Que no, que gracias

Es un regalo. Te juro que es un regalo. No tengás miedo, es para vos”. Y yo, que no lo conocía, que nunca recibí nada de un extraño, lo miré a los ojos para decirle que no, que gracias, pero él ya se había ido, dejando su cuerpo ahí, vacío, para que yo pusiera mi oído en su corazón aún en ritmo y al cerrar los ojos viera con los suyos eso para lo que, a falta de palabras o definición más certera, nunca dudé en llamar regalo.

Museo de la nieve

Cuando llegamos ya era demasiado tarde. Sólo quedaban charcos aquí y allá donde ahora con cierto esfuerzo llegamos a intuir un cuadro impresionista, una columna dórica, puede que una escultura románica, acaso el grabado de una mujer dormida junto al fuego. Lo que vemos, en realidad es eso que no vimos y que creemos poder reconstruir apelando a una arbitraria combinación de relato oral e imaginación. A la salida, ni ella ni yo lo decimos pero sabemos perfectamente que fue un error imperdonable haber esperado la primavera para traer a los niños.

La poca sopa

Da vueltas una, dos, veinte veces, alrededor de la lámpara hasta acercarse lo suficiente. Después, lo previsible: queda fulminada al instante. Su caída se produce tan ahí como todos podrían imaginar. El niño, otrora animalito boquiflojo, deja de comer ipso facto. Y no por asco, como cree su madre de pecho. Como activado por su propio play, se ha puesto a jugar sin importarle el grito sioux de papá. Se propone ayudar al náufrago (la ex mosca) a llegar a la costa (borde tallado del plato). Una vez rescatado, el héroe (él) espera el beso redentor de la reina voluptuosa (su prima). Jugar al salvador es algo que el gobernador Ortegoza cultiva con fervor desde entonces. El problema -nuestro, no de él- son estas demasiadas moscas para tan poca sopa. Deberíamos haberlo pensado antes.

Paritaria

Si no hay voces ni pruebas en contra, estoy en condiciones de afirmar que esta silla camina. Es todo lo que tengo para decir. Será mi palabra contra su placebo.

Todo de negro

Ir en tren era lo último que había pensado cuando recibió ese llamado.

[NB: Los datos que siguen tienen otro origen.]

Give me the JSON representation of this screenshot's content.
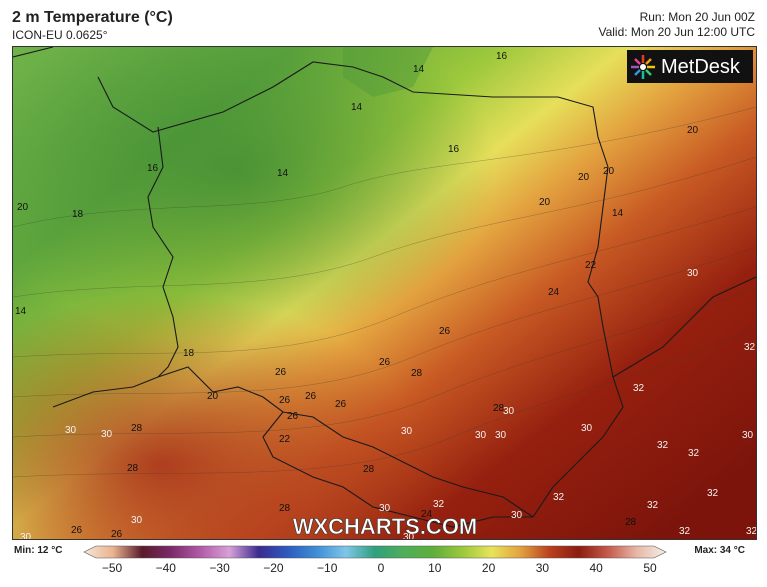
{
  "header": {
    "title": "2 m Temperature (°C)",
    "model": "ICON-EU 0.0625°",
    "run": "Run: Mon 20 Jun 00Z",
    "valid": "Valid: Mon 20 Jun 12:00 UTC"
  },
  "brand": {
    "logo_text": "MetDesk",
    "watermark": "WXCHARTS.COM"
  },
  "legend": {
    "min_label": "Min: 12 °C",
    "max_label": "Max: 34 °C",
    "ticks": [
      "−50",
      "−40",
      "−30",
      "−20",
      "−10",
      "0",
      "10",
      "20",
      "30",
      "40",
      "50"
    ],
    "range": [
      -50,
      50
    ],
    "stops": [
      {
        "t": -50,
        "c": "#f7e7d8"
      },
      {
        "t": -45,
        "c": "#e9b38f"
      },
      {
        "t": -40,
        "c": "#5a1a2a"
      },
      {
        "t": -35,
        "c": "#7b2a6b"
      },
      {
        "t": -30,
        "c": "#b25aa8"
      },
      {
        "t": -25,
        "c": "#d8a0d6"
      },
      {
        "t": -20,
        "c": "#3b2b8f"
      },
      {
        "t": -15,
        "c": "#2c5bbf"
      },
      {
        "t": -10,
        "c": "#3f8ed6"
      },
      {
        "t": -5,
        "c": "#7fc6e8"
      },
      {
        "t": 0,
        "c": "#2f9f7d"
      },
      {
        "t": 5,
        "c": "#4fae5a"
      },
      {
        "t": 10,
        "c": "#5fae3b"
      },
      {
        "t": 15,
        "c": "#9cc83c"
      },
      {
        "t": 20,
        "c": "#e8e35a"
      },
      {
        "t": 25,
        "c": "#e3a23f"
      },
      {
        "t": 30,
        "c": "#b8411e"
      },
      {
        "t": 35,
        "c": "#8a1c10"
      },
      {
        "t": 40,
        "c": "#c45a4a"
      },
      {
        "t": 45,
        "c": "#e8b8a8"
      },
      {
        "t": 50,
        "c": "#f5eee8"
      }
    ]
  },
  "map_labels": [
    "16",
    "14",
    "14",
    "16",
    "20",
    "16",
    "14",
    "20",
    "18",
    "20",
    "20",
    "20",
    "14",
    "22",
    "30",
    "24",
    "14",
    "26",
    "18",
    "26",
    "26",
    "28",
    "32",
    "20",
    "26",
    "26",
    "26",
    "32",
    "30",
    "28",
    "30",
    "26",
    "30",
    "32",
    "28",
    "22",
    "32",
    "30",
    "30",
    "30",
    "30",
    "30",
    "28",
    "28",
    "32",
    "30",
    "30",
    "24",
    "28",
    "32",
    "28",
    "32",
    "32",
    "30",
    "30",
    "26",
    "26",
    "30",
    "32",
    "32"
  ]
}
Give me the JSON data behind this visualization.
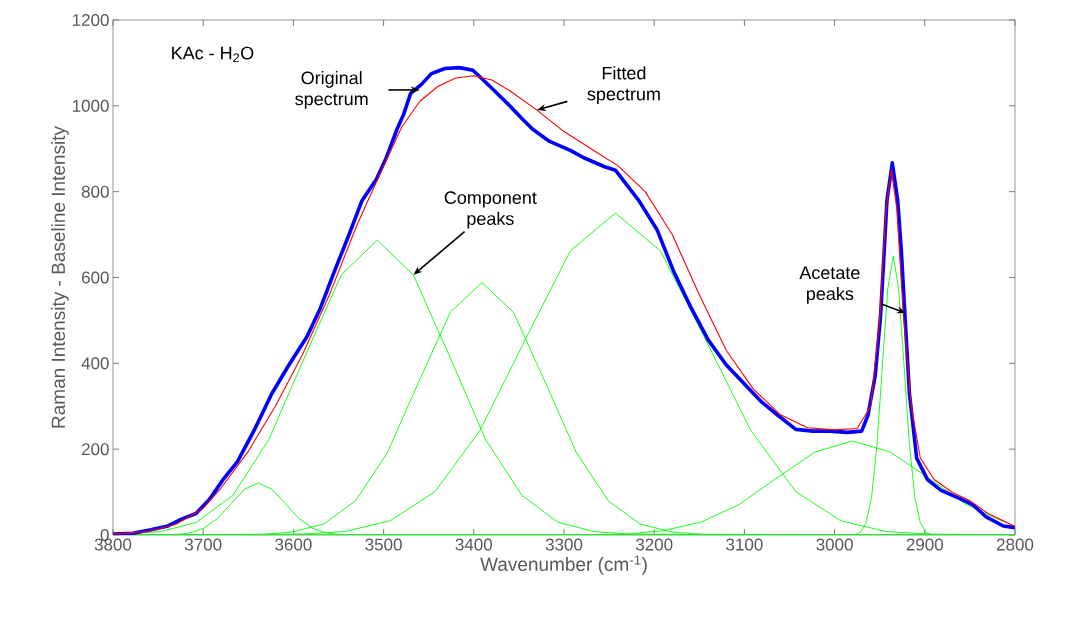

Pero ahí estaba, con un libro en las manos que no lograba decidirse a leer y mirando por la ventanilla una sucesión de árboles, vacas y casas. Lo único que logró alterar la monotonía de ese paisaje en movimiento fue un espantapájaros vestido todo de negro. Ahora, cada vez que recuerda su rostro, le vuelve aquella aterradora sensación. El ominoso muñeco tenía la cara de su padre, la misma cara que puso cuando la policía le dijo que debía llevarlo detenido. Lo acusaban de un crimen que él habría de negar hasta el día de su propia muerte. Agitado por lo que acababa de ver, corrió la cortina y sin convicción abrió el libro. Por suerte, estaba todo en blanco.

Ni mú

Grillos. Un coro griego de grillos. Sólo callan cuando alguien, dentro o fuera de la casa, grita más fuerte que ellos. Indiferente, ella pone un disco. Diferente, él enciende la licuadora. Hijo 1: grita goles en la play. Hija 2: ve dibujitos japoneses. A pura bocina, un taxi recuerda que hace rato espera y no tiene todo el día. El sodero, sin freno de mano, hace otro tanto colgado del timbre. Calladito pero harto, el silencio huye; decide atrincherarse debajo del sofá. Como de costumbre, habrá de masturbarse pensando en ese maravilloso cuadro donde ni el mar ni la gaviota dicen ni mú.